New program! RAW2BMP is exactly what it sounds like, it converts raw files to bitmap files (only bmp files by design). However, it also converts bitmaps (png/gif/jpg should also work) to raw files. Something important to note is that you can convert any size bitmap to a raw file (it will warn you if it doesn't match a known size), but you can only convert raw files to bitmaps if they match the sizes listed here or are a ply file. There are at least 20 different ways I could convert any given raw file to a bitmap, but only one way to convert a bitmap to raw. You can download it here. This will save you from having to remember all the sizes and mess with the raw import dialog. There's really no way to prove it works with a picture, but I converted ruin\parallax\_r.raw to a bmp and back to a raw and it was identical to the original.

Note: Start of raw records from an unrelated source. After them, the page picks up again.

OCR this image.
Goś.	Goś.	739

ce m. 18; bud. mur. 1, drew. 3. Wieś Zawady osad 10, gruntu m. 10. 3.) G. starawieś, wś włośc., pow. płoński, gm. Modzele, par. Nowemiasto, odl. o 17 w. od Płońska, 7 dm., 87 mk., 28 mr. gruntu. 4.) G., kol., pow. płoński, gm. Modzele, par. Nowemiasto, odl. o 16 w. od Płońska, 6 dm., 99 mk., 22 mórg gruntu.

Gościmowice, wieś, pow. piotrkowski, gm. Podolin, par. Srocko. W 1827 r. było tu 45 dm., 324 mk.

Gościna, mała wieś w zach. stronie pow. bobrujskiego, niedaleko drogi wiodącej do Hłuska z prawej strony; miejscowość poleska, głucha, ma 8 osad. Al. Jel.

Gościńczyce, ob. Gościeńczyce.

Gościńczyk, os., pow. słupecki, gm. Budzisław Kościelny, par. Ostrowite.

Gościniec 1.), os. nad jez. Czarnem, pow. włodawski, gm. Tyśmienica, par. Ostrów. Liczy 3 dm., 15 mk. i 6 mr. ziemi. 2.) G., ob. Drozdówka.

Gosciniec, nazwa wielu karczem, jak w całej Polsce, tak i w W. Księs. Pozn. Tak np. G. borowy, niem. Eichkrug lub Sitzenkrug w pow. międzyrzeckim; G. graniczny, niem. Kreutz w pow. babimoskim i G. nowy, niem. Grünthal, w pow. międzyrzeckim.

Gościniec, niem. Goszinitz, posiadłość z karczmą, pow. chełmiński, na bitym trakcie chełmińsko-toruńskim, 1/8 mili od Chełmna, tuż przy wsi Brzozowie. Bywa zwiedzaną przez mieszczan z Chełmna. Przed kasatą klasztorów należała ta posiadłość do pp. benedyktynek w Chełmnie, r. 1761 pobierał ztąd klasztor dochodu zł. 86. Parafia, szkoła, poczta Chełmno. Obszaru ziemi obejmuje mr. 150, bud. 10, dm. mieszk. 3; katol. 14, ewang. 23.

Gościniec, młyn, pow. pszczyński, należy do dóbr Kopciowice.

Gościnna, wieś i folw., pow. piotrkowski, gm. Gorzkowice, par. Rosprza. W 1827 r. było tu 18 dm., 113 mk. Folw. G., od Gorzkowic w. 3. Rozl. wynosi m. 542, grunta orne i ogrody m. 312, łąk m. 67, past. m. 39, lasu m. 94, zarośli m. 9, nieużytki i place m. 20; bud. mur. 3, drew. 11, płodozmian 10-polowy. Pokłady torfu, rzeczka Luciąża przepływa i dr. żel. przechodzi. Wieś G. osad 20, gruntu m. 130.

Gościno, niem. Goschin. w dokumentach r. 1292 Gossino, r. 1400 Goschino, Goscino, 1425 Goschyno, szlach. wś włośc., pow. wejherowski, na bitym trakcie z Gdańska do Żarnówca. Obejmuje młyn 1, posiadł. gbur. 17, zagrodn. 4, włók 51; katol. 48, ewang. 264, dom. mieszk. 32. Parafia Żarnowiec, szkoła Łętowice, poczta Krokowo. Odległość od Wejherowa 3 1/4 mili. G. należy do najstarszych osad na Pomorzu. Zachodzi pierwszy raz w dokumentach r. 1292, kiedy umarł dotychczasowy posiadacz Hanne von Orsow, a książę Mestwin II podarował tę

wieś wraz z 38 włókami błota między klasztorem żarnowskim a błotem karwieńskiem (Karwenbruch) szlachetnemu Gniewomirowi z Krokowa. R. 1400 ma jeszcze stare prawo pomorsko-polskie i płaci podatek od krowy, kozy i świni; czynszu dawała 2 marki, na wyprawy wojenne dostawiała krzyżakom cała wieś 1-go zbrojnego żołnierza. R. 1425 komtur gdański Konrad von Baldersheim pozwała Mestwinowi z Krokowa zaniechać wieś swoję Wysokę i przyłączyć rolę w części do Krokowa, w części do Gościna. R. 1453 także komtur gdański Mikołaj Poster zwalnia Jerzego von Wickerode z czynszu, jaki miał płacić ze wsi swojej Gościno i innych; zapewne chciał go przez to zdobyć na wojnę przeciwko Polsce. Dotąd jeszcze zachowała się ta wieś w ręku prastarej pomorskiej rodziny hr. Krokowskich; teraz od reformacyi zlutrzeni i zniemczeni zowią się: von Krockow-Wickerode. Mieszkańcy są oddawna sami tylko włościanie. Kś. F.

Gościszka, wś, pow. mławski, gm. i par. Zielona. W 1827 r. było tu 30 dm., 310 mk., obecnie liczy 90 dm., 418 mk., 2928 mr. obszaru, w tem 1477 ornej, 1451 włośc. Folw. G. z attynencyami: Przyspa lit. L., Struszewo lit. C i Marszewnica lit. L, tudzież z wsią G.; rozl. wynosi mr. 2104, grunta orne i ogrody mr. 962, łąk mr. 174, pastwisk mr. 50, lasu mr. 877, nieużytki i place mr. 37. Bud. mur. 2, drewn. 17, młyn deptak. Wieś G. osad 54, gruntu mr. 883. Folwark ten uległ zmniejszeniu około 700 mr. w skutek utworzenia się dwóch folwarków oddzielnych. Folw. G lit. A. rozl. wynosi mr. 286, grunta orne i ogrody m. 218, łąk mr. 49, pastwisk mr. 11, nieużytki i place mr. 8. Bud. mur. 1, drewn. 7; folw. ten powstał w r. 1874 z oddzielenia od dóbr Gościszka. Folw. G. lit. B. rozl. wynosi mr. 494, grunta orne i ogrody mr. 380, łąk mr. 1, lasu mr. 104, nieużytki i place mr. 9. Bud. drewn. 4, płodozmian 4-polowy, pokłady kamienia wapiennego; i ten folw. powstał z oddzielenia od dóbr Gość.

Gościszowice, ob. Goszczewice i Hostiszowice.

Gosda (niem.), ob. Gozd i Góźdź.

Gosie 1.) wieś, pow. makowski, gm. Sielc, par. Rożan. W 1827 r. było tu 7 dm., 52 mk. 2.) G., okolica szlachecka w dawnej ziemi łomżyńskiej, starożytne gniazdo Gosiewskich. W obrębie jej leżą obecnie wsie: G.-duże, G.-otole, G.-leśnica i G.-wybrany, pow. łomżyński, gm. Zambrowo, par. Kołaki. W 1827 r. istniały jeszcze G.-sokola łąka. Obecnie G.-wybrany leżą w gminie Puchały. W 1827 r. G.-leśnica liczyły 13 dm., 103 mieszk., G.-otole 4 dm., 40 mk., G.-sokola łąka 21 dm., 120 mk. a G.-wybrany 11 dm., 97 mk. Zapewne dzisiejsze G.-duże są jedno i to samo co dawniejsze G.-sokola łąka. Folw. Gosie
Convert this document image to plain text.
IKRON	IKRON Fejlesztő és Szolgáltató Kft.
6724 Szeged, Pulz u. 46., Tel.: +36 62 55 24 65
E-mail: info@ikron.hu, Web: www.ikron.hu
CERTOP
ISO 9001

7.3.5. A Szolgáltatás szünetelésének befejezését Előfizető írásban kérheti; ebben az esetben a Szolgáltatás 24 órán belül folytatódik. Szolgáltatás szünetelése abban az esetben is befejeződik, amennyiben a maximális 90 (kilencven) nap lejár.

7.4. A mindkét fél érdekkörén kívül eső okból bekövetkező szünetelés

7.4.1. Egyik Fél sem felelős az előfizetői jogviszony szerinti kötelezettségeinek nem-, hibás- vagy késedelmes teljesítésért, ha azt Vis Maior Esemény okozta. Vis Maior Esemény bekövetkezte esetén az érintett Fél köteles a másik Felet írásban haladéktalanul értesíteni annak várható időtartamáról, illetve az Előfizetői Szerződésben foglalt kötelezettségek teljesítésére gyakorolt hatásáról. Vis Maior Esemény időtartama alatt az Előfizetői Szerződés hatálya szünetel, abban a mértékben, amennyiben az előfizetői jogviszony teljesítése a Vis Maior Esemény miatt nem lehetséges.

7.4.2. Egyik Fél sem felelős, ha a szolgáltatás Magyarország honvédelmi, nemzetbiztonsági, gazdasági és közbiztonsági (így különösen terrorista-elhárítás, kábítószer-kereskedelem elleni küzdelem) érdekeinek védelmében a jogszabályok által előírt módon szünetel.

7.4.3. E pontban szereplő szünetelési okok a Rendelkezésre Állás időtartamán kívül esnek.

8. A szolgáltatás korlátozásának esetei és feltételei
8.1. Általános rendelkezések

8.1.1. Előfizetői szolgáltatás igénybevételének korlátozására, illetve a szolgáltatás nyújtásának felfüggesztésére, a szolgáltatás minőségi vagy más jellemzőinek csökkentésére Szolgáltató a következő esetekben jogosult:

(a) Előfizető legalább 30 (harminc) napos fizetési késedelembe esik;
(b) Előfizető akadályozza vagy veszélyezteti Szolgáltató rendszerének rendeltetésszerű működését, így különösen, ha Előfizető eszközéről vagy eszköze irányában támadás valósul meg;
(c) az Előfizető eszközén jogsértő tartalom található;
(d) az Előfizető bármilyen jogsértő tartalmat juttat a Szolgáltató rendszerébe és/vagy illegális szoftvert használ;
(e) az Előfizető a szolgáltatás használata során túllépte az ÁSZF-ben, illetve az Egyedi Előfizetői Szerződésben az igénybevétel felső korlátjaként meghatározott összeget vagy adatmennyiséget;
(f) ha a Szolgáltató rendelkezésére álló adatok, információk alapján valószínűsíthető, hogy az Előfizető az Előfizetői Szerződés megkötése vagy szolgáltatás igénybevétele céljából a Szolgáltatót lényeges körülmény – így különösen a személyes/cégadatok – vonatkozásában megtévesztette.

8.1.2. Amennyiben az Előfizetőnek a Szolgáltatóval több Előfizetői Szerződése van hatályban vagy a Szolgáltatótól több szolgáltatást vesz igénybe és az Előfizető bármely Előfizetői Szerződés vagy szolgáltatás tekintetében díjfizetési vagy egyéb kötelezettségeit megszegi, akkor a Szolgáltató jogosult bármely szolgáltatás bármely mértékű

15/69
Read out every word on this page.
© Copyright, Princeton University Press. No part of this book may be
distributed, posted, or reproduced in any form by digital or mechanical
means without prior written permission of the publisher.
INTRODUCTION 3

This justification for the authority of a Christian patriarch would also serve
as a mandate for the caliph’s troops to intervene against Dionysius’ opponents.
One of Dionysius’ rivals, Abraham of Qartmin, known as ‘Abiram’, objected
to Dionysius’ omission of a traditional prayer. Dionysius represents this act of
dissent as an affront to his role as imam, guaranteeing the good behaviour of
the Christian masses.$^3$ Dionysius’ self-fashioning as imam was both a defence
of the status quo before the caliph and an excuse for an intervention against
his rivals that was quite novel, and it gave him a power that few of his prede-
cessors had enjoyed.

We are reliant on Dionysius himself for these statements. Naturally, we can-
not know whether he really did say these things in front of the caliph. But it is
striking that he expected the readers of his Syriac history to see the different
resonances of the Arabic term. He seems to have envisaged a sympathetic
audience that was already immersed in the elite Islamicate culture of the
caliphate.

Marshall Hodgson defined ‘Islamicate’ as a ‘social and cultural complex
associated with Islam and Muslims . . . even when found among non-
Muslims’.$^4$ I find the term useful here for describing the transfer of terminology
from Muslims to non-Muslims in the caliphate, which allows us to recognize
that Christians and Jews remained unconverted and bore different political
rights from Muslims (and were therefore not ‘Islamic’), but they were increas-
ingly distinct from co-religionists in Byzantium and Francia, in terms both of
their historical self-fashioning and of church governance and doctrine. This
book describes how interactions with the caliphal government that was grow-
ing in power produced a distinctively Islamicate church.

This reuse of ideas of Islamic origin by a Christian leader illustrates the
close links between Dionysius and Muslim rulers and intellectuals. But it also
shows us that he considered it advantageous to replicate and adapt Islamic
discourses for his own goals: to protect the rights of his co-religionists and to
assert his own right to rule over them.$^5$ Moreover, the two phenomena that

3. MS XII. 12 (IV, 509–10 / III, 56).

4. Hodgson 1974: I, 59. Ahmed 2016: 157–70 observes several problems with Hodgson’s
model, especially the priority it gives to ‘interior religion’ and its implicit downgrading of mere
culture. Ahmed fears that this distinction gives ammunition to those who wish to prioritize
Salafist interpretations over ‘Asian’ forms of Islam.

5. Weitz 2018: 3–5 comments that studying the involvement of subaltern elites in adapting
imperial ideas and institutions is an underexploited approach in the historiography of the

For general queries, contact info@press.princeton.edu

IDA is [The] Interactive DisAssembler, and for some reason, unless you run Sonic R with this as the debugger, it won't accept input.
According to the video that I saw it's some sort of processor clock speed check; if your computer is too fast then it'll basically produce a divide-by-zero error because, if I have this correct, it keeps calling the time and checks the time difference between instruction calls for finding the processor speed -- divide the number of instructions by the time they took to be processed. Obviously if the time interval is too small that's how the divide-by-zero error comes up. http://www.youtube.com/watch?v=baJhaDuJlZA Using a breakpoint artificially changes the result for the time-check function so the game can run. Could easily be fixed by, say, adding one to the time before doing the division. :P
You said "for some reason" and to my knowledge that is the reason -- the two errors seem to be tied to each other, considering that all that's been done is a breakpoint has been added in the machine code. EDIT: I just tried running it with Fusion in turbo mode in the background. I got some sort of Direct3D Init error, something about the application not being able to use exclusive mode. EDIT2: That might have been because S&K Collection was still running in the background? EDIT3: The message is "Unable to create primary surface: Operation requires the application to have exclusive mode but the application does not have exclusive mode." This means I probably can't overdrive fusion as a processor instruction limiter. Bummer.